I imagined that Oxford would be the nerd center of the universe and a pretentious one at that. That turns out not to be the case at all. The city is full of academics, it’s true, but they are the sort of academics who go out to the pub five nights in a row. Sometimes it seems like a contest to see who can do the most extracurricular activities and still keep up with their degree. Tutors go by their first names. I’ve yet to hear a single word about the proper formatting of an essay. In the entirety of Fresher’s Week (a rather alcohol-saturated version of orientation), not once did a faculty member sit everyone down and proceed to wax eloquently about what a fine institution this is and how privileged we are to be here and then exhort everyone to carry on the tradition with excellence.
There are reasons for this nonchalance. First of all, Brits seem to have an aversion to anything that resembles bragging. And at Oxford, your grades don’t count until the very end.  You might write 36 essays in a year, but technically speaking, none of them matters. (As a visiting student, my essay grades do count, but I don’t think I’ve ever felt more laid back about my own work. I must have absorbed some of the British attitude by osmosis.) Plus, “I go to Oxford” has an impressive ring to it until you’re actually in Oxford, and there are approximately 21,000 other people who can say the same thing. The prestige of it all gets left behind somewhere on the bus ride from London. Don’t get me wrong – it’s a special place, and most of us work very hard.

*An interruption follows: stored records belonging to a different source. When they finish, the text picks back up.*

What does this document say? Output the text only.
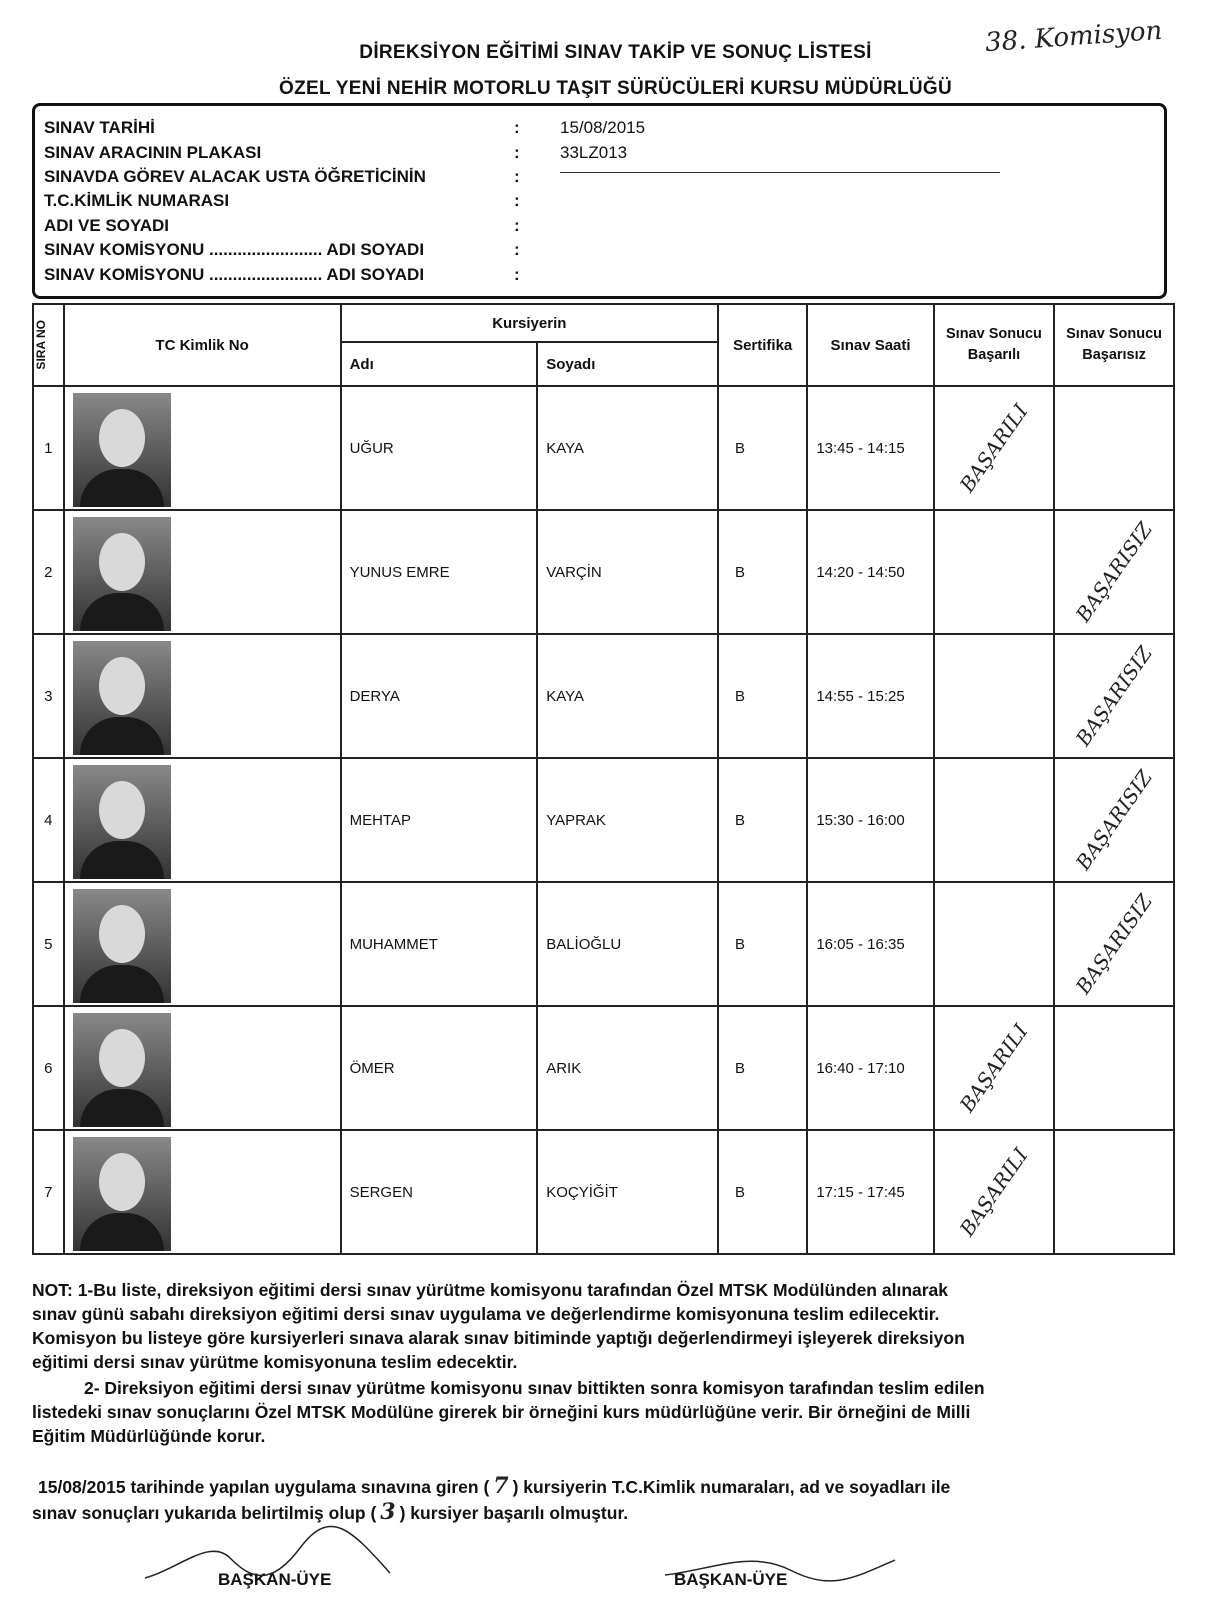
DİREKSİYON EĞİTİMİ SINAV TAKİP VE SONUÇ LİSTESİ
ÖZEL YENİ NEHİR MOTORLU TAŞIT SÜRÜCÜLERİ KURSU MÜDÜRLÜĞÜ
38. Komisyon
SINAV TARİHİ	: 15/08/2015
SINAV ARACININ PLAKASI	: 33LZ013
SINAVDA GÖREV ALACAK USTA ÖĞRETİCİNİN	:
T.C.KİMLİK NUMARASI	:
ADI VE SOYADI	:
SINAV KOMİSYONU ........................ ADI SOYADI	:
SINAV KOMİSYONU ........................ ADI SOYADI	:
SIRA NO	TC Kimlik No	Kursiyerin		Sertifika	Sınav Saati	Sınav Sonucu Başarılı	Sınav Sonucu Başarısız
		Adı	Soyadı				
1		UĞUR	KAYA	B	13:45 - 14:15	BAŞARILI	
2		YUNUS EMRE	VARÇİN	B	14:20 - 14:50		BAŞARISIZ
3		DERYA	KAYA	B	14:55 - 15:25		BAŞARISIZ
4		MEHTAP	YAPRAK	B	15:30 - 16:00		BAŞARISIZ
5		MUHAMMET	BALİOĞLU	B	16:05 - 16:35		BAŞARISIZ
6		ÖMER	ARIK	B	16:40 - 17:10	BAŞARILI	
7		SERGEN	KOÇYİĞİT	B	17:15 - 17:45	BAŞARILI	
NOT: 1-Bu liste, direksiyon eğitimi dersi sınav yürütme komisyonu tarafından Özel MTSK Modülünden alınarak
sınav günü sabahı direksiyon eğitimi dersi sınav uygulama ve değerlendirme komisyonuna teslim edilecektir.
Komisyon bu listeye göre kursiyerleri sınava alarak sınav bitiminde yaptığı değerlendirmeyi işleyerek direksiyon
eğitimi dersi sınav yürütme komisyonuna teslim edecektir.
2- Direksiyon eğitimi dersi sınav yürütme komisyonu sınav bittikten sonra komisyon tarafından teslim edilen
listedeki sınav sonuçlarını Özel MTSK Modülüne girerek bir örneğini kurs müdürlüğüne verir. Bir örneğini de Milli
Eğitim Müdürlüğünde korur.
15/08/2015 tarihinde yapılan uygulama sınavına giren ( 7 ) kursiyerin T.C.Kimlik numaraları, ad ve soyadları ile
sınav sonuçları yukarıda belirtilmiş olup ( 3 ) kursiyer başarılı olmuştur.
BAŞKAN-ÜYE	BAŞKAN-ÜYE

But the specialness speaks for itself when your library was built in, say, 1300.
As if that wasn’t enough, the University delegates a (sometimes disconcertingly) large amount of responsibility to its students. When 20-year-olds make the decisions, college life takes on a distinctively informal flavor. Consider, for example, Über Brew. It’s a Sunday afternoon tradition here at Regent’s Park, and it’s basically a college-sponsored opportunity for the undergraduates to stuff their faces with chocolate, fruit and miscellaneous junk food. I imagine that if Jewell were to attempt this, it would take place in the sterile environment of the Union, with real grown-ups doling it out in equal portions, and everything kept neat and tidy. What happens at Regent’s, on the other hand, might be living proof that Hobbes was right about man in the state of nature. It’s not quite like any other experience I’ve ever had.

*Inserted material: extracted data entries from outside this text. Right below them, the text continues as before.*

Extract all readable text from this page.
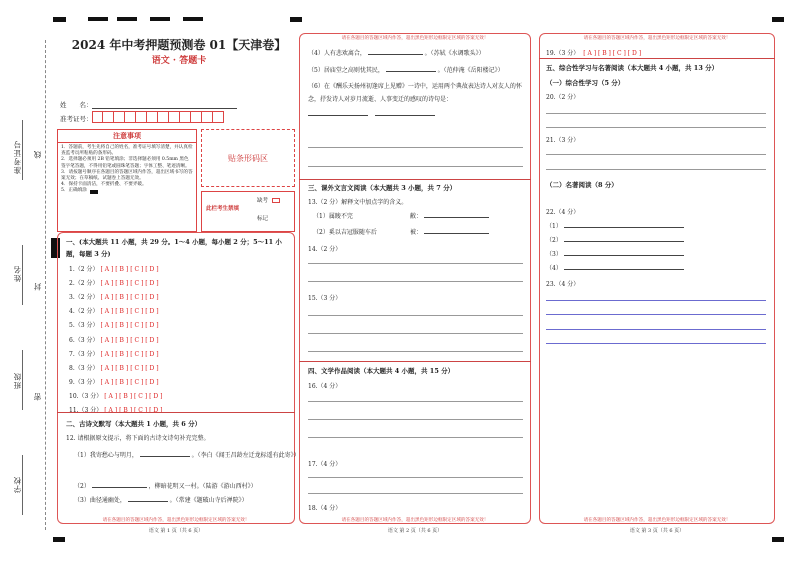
准考证号 线
姓名
封
班级
密
学校
2024 年中考押题预测卷 01【天津卷】
语文 · 答题卡
姓　　名：
准考证号：
注意事项
1．答题前，考生先将自己的姓名，准考证号填写清楚，并认真检查监考员所粘贴的条形码。
2．选择题必须用 2B 铅笔填涂；非选择题必须用 0.5mm 黑色签字笔答题，不得用铅笔或圆珠笔答题；字体工整、笔迹清晰。
3．请按题号顺序在各题目的答题区域内作答，超出区域书写的答案无效；在草稿纸、试题卷上答题无效。
4．保持卡面清洁，不要折叠、不要弄破。
5．正确填涂
贴条形码区
此栏考生禁填
缺考
标记
一、(本大题共 11 小题，共 29 分。1～4 小题，每小题 2 分；5～11 小题，每题 3 分)
1.（2 分） [ A ] [ B ] [ C ] [ D ]
2.（2 分） [ A ] [ B ] [ C ] [ D ]
3.（2 分） [ A ] [ B ] [ C ] [ D ]
4.（2 分） [ A ] [ B ] [ C ] [ D ]
5.（3 分） [ A ] [ B ] [ C ] [ D ]
6.（3 分） [ A ] [ B ] [ C ] [ D ]
7.（3 分） [ A ] [ B ] [ C ] [ D ]
8.（3 分） [ A ] [ B ] [ C ] [ D ]
9.（3 分） [ A ] [ B ] [ C ] [ D ]
10.（3 分） [ A ] [ B ] [ C ] [ D ]
11.（3 分） [ A ] [ B ] [ C ] [ D ]
二、古诗文默写（本大题共 1 小题，共 6 分）
12. 请根据原文提示，将下面的古诗文诗句补充完整。
（1）我寄愁心与明月，	。（李白《闻王昌龄左迁龙标遥有此寄》）
（2）	，柳暗花明又一村。（陆游《游山西村》）
（3）曲径通幽处，	。（常建《题破山寺后禅院》）
请在各题目的答题区域内作答，超出黑色矩形边框限定区域的答案无效！
语文 第 1 页（共 6 页）
请在各题目的答题区域内作答，超出黑色矩形边框限定区域的答案无效！
（4）人有悲欢离合，	。（苏轼《水调歌头》）
（5）居庙堂之高则忧其民，	。（范仲淹《岳阳楼记》）
（6）在《酬乐天扬州初逢席上见赠》一诗中，运用两个典故表达诗人对友人的怀念，抒发诗人对岁月流逝、人事变迁的感叹的诗句是：
三、课外文言文阅读（本大题共 3 小题，共 7 分）
13.（2 分）解释文中加点字的含义。
（1）属睃不完	敝：
（2）奚以吉冠服随车后	被：
14.（2 分）
15.（3 分）
四、文学作品阅读（本大题共 4 小题，共 15 分）
16.（4 分）
17.（4 分）
18.（4 分）
请在各题目的答题区域内作答，超出黑色矩形边框限定区域的答案无效！
语文 第 2 页（共 6 页）
请在各题目的答题区域内作答，超出黑色矩形边框限定区域的答案无效！
19.（3 分） [ A ] [ B ] [ C ] [ D ]
五、综合性学习与名著阅读（本大题共 4 小题，共 13 分）
（一）综合性学习（5 分）
20.（2 分）
21.（3 分）
（二）名著阅读（8 分）
22.（4 分）
（1）
（2）
（3）
（4）
23.（4 分）
请在各题目的答题区域内作答，超出黑色矩形边框限定区域的答案无效！
语文 第 3 页（共 6 页）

We start hovering like vultures at a quarter till four in the afternoon. People shove couches and tables together, creating a near-impenetrable fortress of bodies and furniture. And then we might talk amongst ourselves a little, but mostly we watch the clock and the door. The student who is the designated bearer of Brew is undoubtedly the most important person in college on Sundays. When she finally arrives with two bulging Tesco bags, their contents are dumped unceremoniously onto whatever surface is available (some weeks this has been the college ping-pong table) and immediately devoured. The whole lot of us becomes a tangled mass of arms and mouths. There are no rules, just a lot of grabbing.  Twenty-five pounds worth of the cheapest junk food can disappear in less than five minutes — and if the men’s rowing crew didn’t happen to be out on the river at that time of day, who knows what would happen? I would photograph it to give you a better idea, but again, all you’d see would be arms and mouths (and besides, I wouldn’t get anything to eat).

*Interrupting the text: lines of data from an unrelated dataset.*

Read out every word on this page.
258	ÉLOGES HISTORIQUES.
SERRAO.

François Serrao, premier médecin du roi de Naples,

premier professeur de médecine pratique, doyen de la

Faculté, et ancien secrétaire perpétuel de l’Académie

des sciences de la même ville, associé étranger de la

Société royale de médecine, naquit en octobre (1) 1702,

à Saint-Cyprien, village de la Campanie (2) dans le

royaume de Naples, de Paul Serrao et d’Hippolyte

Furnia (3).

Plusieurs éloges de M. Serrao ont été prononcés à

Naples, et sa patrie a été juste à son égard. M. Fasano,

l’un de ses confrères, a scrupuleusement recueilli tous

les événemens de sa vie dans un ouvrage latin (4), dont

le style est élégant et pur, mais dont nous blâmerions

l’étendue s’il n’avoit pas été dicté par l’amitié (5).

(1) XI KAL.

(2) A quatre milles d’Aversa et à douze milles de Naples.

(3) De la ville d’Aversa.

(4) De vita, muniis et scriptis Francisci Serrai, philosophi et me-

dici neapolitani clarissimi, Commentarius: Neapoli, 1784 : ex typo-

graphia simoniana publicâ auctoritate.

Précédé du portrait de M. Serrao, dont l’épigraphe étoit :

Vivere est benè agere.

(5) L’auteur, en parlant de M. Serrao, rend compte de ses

Über Brew is an extreme example. Oxford usually isn’t quite that undignified. But it’s under the surface all the time. Yes, supposedly there’s a tutor at Christ Church who gives one-on-one tutorials in his academic gowns. Yes, there’s a building devoted to the study of ancient biomolecules, whatever those are. Yes, once a friend reported running into two drunks on the street arguing about Nietzsche. And yes, people here are brilliant. But they’re also, to my pleasant surprise, very normal—a heck of a lot more normal than your average Oxbridger (don’t freak out, I’m allowed to say it). It is at Oxford, of all places, that I’ve learned that it’s just an essay, to give it my best shot and then let it go.
Oxford highlight #1: it’s hard to take yourself too seriously.